His biggest hurdle will be not to suffer a similar fate as Ryan Callinan did in 2016. Ryan tightened up on tour, and all of the calm looseness he’s know for surfing with, suddenly made way for a more upright, rigid surfer. Which the judges hate. If Connor can think less about the judges and who he’s drawn with, and just focus on what’s directly in front of the nose on his favourite 5’8” Channel Island, he’ll survive comfortably. 

ethan ewing

It’s a scene Ethan is already getting used to. Being chaired up the beach. Credit: WSL/Bennett

Our other hope is Ethan Ewing from North Stradbroke Island, and this kid is a throwback to a different generation. Mick Fanning called him the real deal here after sharing six hours of barrels on the day of the decade at a remote right hander in Queensland.
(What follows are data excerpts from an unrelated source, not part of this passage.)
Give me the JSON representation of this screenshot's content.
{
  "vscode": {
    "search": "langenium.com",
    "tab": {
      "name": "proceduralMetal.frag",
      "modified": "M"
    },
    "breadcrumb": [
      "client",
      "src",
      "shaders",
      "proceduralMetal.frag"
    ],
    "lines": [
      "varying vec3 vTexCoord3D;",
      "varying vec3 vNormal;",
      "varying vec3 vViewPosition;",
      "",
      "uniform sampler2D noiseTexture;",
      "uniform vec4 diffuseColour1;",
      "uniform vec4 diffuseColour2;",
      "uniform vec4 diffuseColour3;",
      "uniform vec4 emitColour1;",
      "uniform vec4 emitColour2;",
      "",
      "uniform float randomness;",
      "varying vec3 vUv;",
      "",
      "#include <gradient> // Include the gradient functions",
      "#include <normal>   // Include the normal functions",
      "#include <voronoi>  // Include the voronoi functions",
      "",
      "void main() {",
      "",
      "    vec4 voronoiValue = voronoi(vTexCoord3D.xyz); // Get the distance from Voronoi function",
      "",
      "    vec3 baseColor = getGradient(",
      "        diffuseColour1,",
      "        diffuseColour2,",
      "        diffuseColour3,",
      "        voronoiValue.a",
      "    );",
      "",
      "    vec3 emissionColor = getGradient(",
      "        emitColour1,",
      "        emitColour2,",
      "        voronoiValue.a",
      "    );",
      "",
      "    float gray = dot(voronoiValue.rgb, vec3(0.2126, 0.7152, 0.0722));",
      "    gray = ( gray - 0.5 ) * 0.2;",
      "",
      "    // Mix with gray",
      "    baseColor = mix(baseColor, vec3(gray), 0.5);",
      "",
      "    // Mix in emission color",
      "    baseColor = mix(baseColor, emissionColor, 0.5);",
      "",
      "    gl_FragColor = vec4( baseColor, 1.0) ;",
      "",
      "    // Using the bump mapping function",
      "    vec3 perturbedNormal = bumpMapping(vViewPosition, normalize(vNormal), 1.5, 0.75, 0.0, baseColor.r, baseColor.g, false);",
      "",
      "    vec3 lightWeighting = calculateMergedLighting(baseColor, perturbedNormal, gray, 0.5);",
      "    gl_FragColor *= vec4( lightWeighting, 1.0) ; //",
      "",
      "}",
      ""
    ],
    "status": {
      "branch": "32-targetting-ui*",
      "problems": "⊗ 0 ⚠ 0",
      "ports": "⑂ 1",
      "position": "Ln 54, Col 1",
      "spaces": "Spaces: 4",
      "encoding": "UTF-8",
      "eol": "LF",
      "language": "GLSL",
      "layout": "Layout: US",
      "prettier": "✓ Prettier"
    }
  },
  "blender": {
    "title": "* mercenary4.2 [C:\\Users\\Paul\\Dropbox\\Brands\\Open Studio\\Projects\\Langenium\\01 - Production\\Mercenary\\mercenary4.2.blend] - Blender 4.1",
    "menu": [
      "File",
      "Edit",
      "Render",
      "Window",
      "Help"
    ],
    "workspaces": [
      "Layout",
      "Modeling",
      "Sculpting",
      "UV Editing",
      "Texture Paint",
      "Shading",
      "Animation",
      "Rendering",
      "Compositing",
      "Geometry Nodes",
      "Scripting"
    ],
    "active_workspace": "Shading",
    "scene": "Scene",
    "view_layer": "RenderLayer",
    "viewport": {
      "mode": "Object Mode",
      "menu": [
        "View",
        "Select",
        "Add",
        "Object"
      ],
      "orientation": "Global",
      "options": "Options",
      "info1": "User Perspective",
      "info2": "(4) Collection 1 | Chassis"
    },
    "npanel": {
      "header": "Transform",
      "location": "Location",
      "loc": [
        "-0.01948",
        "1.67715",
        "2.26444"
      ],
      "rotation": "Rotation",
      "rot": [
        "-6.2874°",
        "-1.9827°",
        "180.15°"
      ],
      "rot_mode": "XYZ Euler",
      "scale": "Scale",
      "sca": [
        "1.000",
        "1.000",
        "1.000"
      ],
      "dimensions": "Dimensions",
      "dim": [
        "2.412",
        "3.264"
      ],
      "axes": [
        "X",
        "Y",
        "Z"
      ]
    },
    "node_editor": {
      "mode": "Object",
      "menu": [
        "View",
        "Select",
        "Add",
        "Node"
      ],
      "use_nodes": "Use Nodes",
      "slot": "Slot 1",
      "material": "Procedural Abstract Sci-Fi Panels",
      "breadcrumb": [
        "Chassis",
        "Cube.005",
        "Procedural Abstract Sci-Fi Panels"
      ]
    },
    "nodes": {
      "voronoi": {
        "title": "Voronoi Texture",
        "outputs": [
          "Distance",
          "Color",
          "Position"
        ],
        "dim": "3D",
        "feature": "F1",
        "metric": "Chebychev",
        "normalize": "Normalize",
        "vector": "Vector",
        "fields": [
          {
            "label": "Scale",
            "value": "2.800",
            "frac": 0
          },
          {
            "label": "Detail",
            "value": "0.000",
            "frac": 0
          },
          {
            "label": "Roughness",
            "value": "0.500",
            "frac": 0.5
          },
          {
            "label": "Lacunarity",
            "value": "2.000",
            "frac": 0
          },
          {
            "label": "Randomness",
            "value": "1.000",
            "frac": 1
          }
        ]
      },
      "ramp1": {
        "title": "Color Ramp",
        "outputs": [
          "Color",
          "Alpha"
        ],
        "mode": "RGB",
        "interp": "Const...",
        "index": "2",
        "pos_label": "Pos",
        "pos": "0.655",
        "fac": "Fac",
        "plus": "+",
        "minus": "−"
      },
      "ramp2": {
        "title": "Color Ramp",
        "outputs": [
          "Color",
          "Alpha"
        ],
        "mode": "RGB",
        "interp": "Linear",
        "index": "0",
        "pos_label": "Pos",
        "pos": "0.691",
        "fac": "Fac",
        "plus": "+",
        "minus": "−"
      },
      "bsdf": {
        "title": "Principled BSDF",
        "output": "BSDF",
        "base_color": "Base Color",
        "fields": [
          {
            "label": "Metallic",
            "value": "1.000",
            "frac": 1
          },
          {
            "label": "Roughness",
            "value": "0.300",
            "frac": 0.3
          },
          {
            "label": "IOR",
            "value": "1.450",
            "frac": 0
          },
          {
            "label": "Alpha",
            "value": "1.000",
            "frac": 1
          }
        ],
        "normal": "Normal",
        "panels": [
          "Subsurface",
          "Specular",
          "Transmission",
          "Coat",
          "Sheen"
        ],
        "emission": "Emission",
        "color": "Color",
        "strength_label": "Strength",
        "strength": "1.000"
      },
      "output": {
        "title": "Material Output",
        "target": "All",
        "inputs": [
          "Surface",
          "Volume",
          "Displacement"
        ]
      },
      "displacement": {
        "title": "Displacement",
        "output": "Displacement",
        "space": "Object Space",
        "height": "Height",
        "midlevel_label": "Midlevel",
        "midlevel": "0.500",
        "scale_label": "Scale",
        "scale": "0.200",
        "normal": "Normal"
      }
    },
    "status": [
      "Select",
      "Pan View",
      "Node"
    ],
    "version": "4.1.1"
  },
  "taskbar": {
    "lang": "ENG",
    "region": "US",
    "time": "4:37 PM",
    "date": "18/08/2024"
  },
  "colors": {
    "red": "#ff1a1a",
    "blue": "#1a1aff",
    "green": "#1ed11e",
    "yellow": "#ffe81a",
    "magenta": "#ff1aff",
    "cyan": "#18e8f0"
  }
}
Maybe it was Ethan’s grounded upbringing on North Straddie, but the kid is fearless and watching him surf, you get the sense he is always the hunter, not the hunted no matter what the waves are doing.

The pressure won’t bother Ewing either. He exploded onto surfing’s main stage in front of a few hundred thousand sets of eyes at the US Vans Open last year where he came second only to the unbeatable – at least in 2-3’ crumbly beach breaks – Filipe Toledo.

While in the water Ewing was running a train through the US Open field, out of the water all the talk was how everyone was watching a young Andy Irons. His flawless and laid back style impossibly mixed with the aggressive way Ewing attacks a wave – any wave; had people having all kinds of Andy flashbacks.

That’s the supernova of surfing compliments right there and Surfing Life endorses every cubic metre of it!

The hardest thing for a young rookie to lockdown on their first year of tour is consistency. They all have the talent, or they wouldn’t be there. But consistently reproducing it, heat in, heat out is where most come unstuck – See Keanu Asing’s 2016 rookie year. One minute he’s beating Slater then he’s racking up 25th place finishes everywhere, then he’s winning France, then he’s back to dead last. Consistency!

Ewing’s strength is his consistency, as noted by veteran surf photographer Andrew Shield, who’s spent more time than most watching him surf. “His surfing is so precise! He always looks so in control and consistent.

If Ewing’s supernova makes its way towards earth next WSL season, he’ll not just challenge for rookie of the year, he’ll knock on the door of the top 10. Could this kid be the one to take over Australian surfing as our next great hope with Taj having already bailed, and Mick and Joel winding right down? Surfing Life says yes.

The stage is set and the appetite is whet for March 14th when the waiting period for the first event, Snapper Rocks, commences.